The story of the group of school boys stranded on an desert island after a plane crash will be familiar to most audience members, so well known is Golding’s 1954 novel. What begins promisingly, with the boys electing a leader and deciding on a scheme that will increase their chances of being rescued, ends with chaos, cruelty and murder.
Nigel Williams’s adaptation successfully updates the language and tone of the original, bringing the story to the present day without losing the tensions and tendernesses that exist between the characters, but it was a mistake to try to turn this slim story into a two-hour show. The genius of Golding’s novel is not in its plotting, but in its exploration of human nature and its shocking conclusions about mankind’s capacity for empathy and violence.

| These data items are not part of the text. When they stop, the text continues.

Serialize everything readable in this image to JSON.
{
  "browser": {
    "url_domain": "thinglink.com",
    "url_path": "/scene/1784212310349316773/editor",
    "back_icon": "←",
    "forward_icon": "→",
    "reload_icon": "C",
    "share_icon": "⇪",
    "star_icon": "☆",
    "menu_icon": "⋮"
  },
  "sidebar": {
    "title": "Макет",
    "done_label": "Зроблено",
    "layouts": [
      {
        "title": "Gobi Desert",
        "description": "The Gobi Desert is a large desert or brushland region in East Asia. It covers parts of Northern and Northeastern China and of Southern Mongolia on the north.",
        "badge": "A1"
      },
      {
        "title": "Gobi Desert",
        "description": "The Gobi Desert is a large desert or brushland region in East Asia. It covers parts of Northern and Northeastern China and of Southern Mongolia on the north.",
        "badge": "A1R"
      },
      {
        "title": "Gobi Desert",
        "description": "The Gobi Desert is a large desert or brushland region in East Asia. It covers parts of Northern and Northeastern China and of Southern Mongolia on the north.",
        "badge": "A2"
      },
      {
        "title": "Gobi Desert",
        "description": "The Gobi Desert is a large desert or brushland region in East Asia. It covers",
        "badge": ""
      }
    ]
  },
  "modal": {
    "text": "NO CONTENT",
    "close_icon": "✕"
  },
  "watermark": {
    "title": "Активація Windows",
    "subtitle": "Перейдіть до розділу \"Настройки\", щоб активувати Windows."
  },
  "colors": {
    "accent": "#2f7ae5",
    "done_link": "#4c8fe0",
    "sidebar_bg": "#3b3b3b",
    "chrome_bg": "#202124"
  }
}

Timothy Sheader’s staging offers some very fine moments of storytelling, and his young cast give mostly excellent performances – including an unusually assured turn by nine-year-old Harrison Sanostri as 'littlun' Percival – but too much of the show’s dialogue feels like it’s there to pad out what should have been a one-act play.
The second half is stronger than the first – it is a
spine-tingling moment when night finally falls over the auditorium, echoing the arrival of metaphorical
darkness in the boys’ island society – but too much time is spent on circular
discussion and overly repeated choreographic motifs for this show to properly
convey the horror of Golding’s novel.